The International Monetary Fund and the OECD are among the least successful economic forecasters according to a the Swedish central bank. Both institutions rank below average. "Overall, we find that it is often the less renowned forecasters that perform best," the Riksbank said in a study.
"Those that are often accorded considerable weight in the media, such as the IMF and the OECD, rank among the less successful forecasters."
The extensive study was based on 52,000 forecasts made by about 250 institutions between 1991 and 2000 for the US, Japan, France, Germany, Italy and Sweden.
The study found that most forecasters did not predict the increase in growth and reduction in inflation for the world's leading economies during the second half of the 1990s.It showed inflation had repeatedly been overestimated and growth underestimated.
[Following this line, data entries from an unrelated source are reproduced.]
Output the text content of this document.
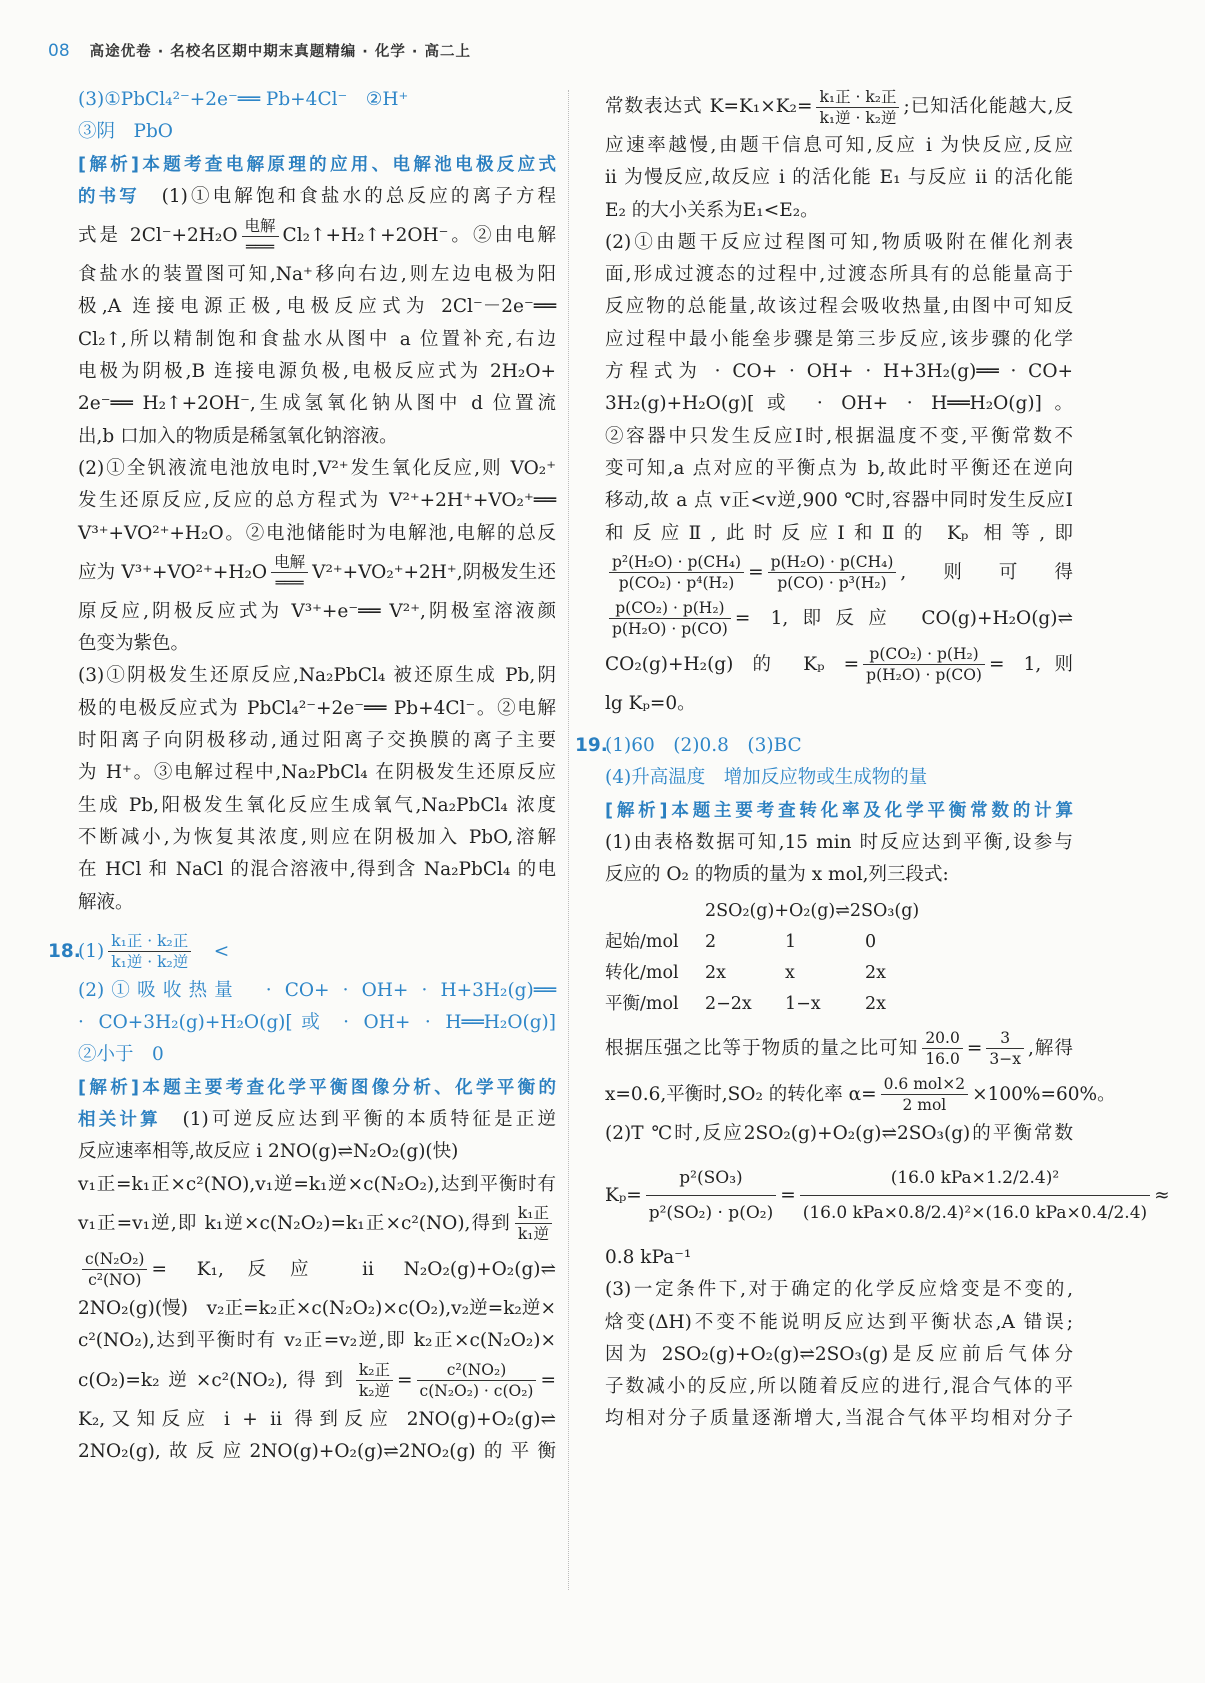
08 高途优卷 · 名校名区期中期末真题精编 · 化学 · 高二上
(3)①PbCl₄²⁻+2e⁻══ Pb+4Cl⁻　②H⁺
③阴　PbO
[解析]本题考查电解原理的应用、电解池电极反应式
的书写　(1)①电解饱和食盐水的总反应的离子方程
式是 $2Cl^-+2H_2O \frac{\text{电解}}{═══}$ Cl₂↑+H₂↑+2OH⁻。②由电解
食盐水的装置图可知,Na⁺移向右边,则左边电极为阳
极,A 连接电源正极,电极反应式为 2Cl⁻－2e⁻══
Cl₂↑,所以精制饱和食盐水从图中 a 位置补充,右边
电极为阴极,B 连接电源负极,电极反应式为 2H₂O+
2e⁻══ H₂↑+2OH⁻,生成氢氧化钠从图中 d 位置流
出,b 口加入的物质是稀氢氧化钠溶液。
(2)①全钒液流电池放电时,V²⁺发生氧化反应,则 VO₂⁺
发生还原反应,反应的总方程式为 V²⁺+2H⁺+VO₂⁺══
V³⁺+VO²⁺+H₂O。②电池储能时为电解池,电解的总反
应为 $V^{3+}+VO^{2+}+H_2O \frac{\text{电解}}{═══} V^{2+}+VO_2^++2H^+$,阴极发生还
原反应,阴极反应式为 V³⁺+e⁻══ V²⁺,阴极室溶液颜
色变为紫色。
(3)①阴极发生还原反应,Na₂PbCl₄ 被还原生成 Pb,阴
极的电极反应式为 PbCl₄²⁻+2e⁻══ Pb+4Cl⁻。②电解
时阳离子向阴极移动,通过阳离子交换膜的离子主要
为 H⁺。③电解过程中,Na₂PbCl₄ 在阴极发生还原反应
生成 Pb,阳极发生氧化反应生成氧气,Na₂PbCl₄ 浓度
不断减小,为恢复其浓度,则应在阴极加入 PbO,溶解
在 HCl 和 NaCl 的混合溶液中,得到含 Na₂PbCl₄ 的电
解液。
18.
$(1) \frac{\text{k₁正 · k₂正}}{\text{k₁逆 · k₂逆}}$ 　<
(2)①吸收热量　· CO+ · OH+ · H+3H₂(g)══
· CO+3H₂(g)+H₂O(g)[或 · OH+ · H══H₂O(g)]
②小于　0
[解析]本题主要考查化学平衡图像分析、化学平衡的
相关计算　(1)可逆反应达到平衡的本质特征是正逆
反应速率相等,故反应 i 2NO(g)⇌N₂O₂(g)(快)
v₁正=k₁正×c²(NO),v₁逆=k₁逆×c(N₂O₂),达到平衡时有
v₁正=v₁逆,即 k₁逆×c(N₂O₂)=k₁正×c²(NO),得到 $\frac{\text{k₁正}}{\text{k₁逆}}$
$\frac{\text{c(N₂O₂)}}{\text{c²(NO)}} = K_1$,反应 ii N₂O₂(g)+O₂(g)⇌
2NO₂(g)(慢)　v₂正=k₂正×c(N₂O₂)×c(O₂),v₂逆=k₂逆×
c²(NO₂),达到平衡时有 v₂正=v₂逆,即 k₂正×c(N₂O₂)×
c(O₂)=k₂逆×c²(NO₂),得到 $\frac{\text{k₂正}}{\text{k₂逆}} = \frac{\text{c²(NO₂)}}{\text{c(N₂O₂) · c(O₂)}}$ =
K₂,又知反应 i + ii 得到反应 2NO(g)+O₂(g)⇌
2NO₂(g),故反应2NO(g)+O₂(g)⇌2NO₂(g)的平衡
常数表达式 $K=K_1\times K_2= \frac{\text{k₁正 · k₂正}}{\text{k₁逆 · k₂逆}}$ ;已知活化能越大,反
应速率越慢,由题干信息可知,反应 i 为快反应,反应
ii 为慢反应,故反应 i 的活化能 E₁ 与反应 ii 的活化能
E₂ 的大小关系为E₁<E₂。
(2)①由题干反应过程图可知,物质吸附在催化剂表
面,形成过渡态的过程中,过渡态所具有的总能量高于
反应物的总能量,故该过程会吸收热量,由图中可知反
应过程中最小能垒步骤是第三步反应,该步骤的化学
方程式为 · CO+ · OH+ · H+3H₂(g)══ · CO+
3H₂(g)+H₂O(g)[或 · OH+ · H══H₂O(g)]。
②容器中只发生反应Ⅰ时,根据温度不变,平衡常数不
变可知,a 点对应的平衡点为 b,故此时平衡还在逆向
移动,故 a 点 v正<v逆,900 ℃时,容器中同时发生反应Ⅰ
和反应Ⅱ,此时反应Ⅰ和Ⅱ的 Kₚ 相等,即
$\frac{\text{p²(H₂O) · p(CH₄)}}{\text{p(CO₂) · p⁴(H₂)}} = \frac{\text{p(H₂O) · p(CH₄)}}{\text{p(CO) · p³(H₂)}}$ ,则可得
$\frac{\text{p(CO₂) · p(H₂)}}{\text{p(H₂O) · p(CO)}} = 1$,即反应 CO(g)+H₂O(g)⇌
CO₂(g)+H₂(g) 的 $K_p = \frac{\text{p(CO₂) · p(H₂)}}{\text{p(H₂O) · p(CO)}} = 1$,则
lg Kₚ=0。
19.
(1)60　(2)0.8　(3)BC
(4)升高温度　增加反应物或生成物的量
[解析]本题主要考查转化率及化学平衡常数的计算
(1)由表格数据可知,15 min 时反应达到平衡,设参与
反应的 O₂ 的物质的量为 x mol,列三段式:
2SO₂(g)+O₂(g)⇌2SO₃(g)
起始/mol	2	1	0
转化/mol	2x	x	2x
平衡/mol	2−2x	1−x	2x
根据压强之比等于物质的量之比可知 $\frac{20.0}{16.0} = \frac{3}{3-x}$ ,解得
x=0.6,平衡时,SO₂ 的转化率 $\alpha= \frac{\text{0.6 mol×2}}{\text{2 mol}} \times 100\%=60\%$。
(2)T ℃时,反应2SO₂(g)+O₂(g)⇌2SO₃(g)的平衡常数
$K_p= \frac{\text{p²(SO₃)}}{\text{p²(SO₂) · p(O₂)}} = \frac{\text{(16.0 kPa×1.2/2.4)²}}{\text{(16.0 kPa×0.8/2.4)²×(16.0 kPa×0.4/2.4)}}$ ≈
0.8 kPa⁻¹
(3)一定条件下,对于确定的化学反应焓变是不变的,
焓变(ΔH)不变不能说明反应达到平衡状态,A 错误;
因为 2SO₂(g)+O₂(g)⇌2SO₃(g)是反应前后气体分
子数减小的反应,所以随着反应的进行,混合气体的平
均相对分子质量逐渐增大,当混合气体平均相对分子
The IMF and the OECD have a mixed track record on Ireland, although this did not form part of the Swedish study. In common with domestic forecasters, the OECD constantly had to revise its growth figures upwards over the 1990s. It originally predicted growth in 1995 of 3.2 per cent, later revising this to 4.5 per cent and then 5.8 per cent. The eventual outcome was 9.7 per cent. The same pattern is true of most other years. For 1999, it began at 6.1 per cent and ended at 7.7 per cent. The eventual outcome was 10.8 per cent. The IMF had forecast growth of 6.8 per cent.
In 2000, it began at 6.8 per cent, ended at 10 per cent, against an outcome of 11.5 per cent. The IMF had predicted growth of 8 per cent rising to 8.7 per cent.
The OECD's latest published forecasts is for growth of 7.8 per cent this year and next, having earlier forecast growth of 5.2 per cent for this year. Growth in the first quarter was 11.6 per cent, but this is expected to fall to closer to 6 per cent by domestic analysts.
According to the Riksbank, the "prominent role as forecasters often accorded to the IMF and the OECD in the media may be unwarranted. In all six countries studied, they have both fared considerably worse than the mean" The best on German inflation are JP Morgan, Dresdner Bank and M M Warburg.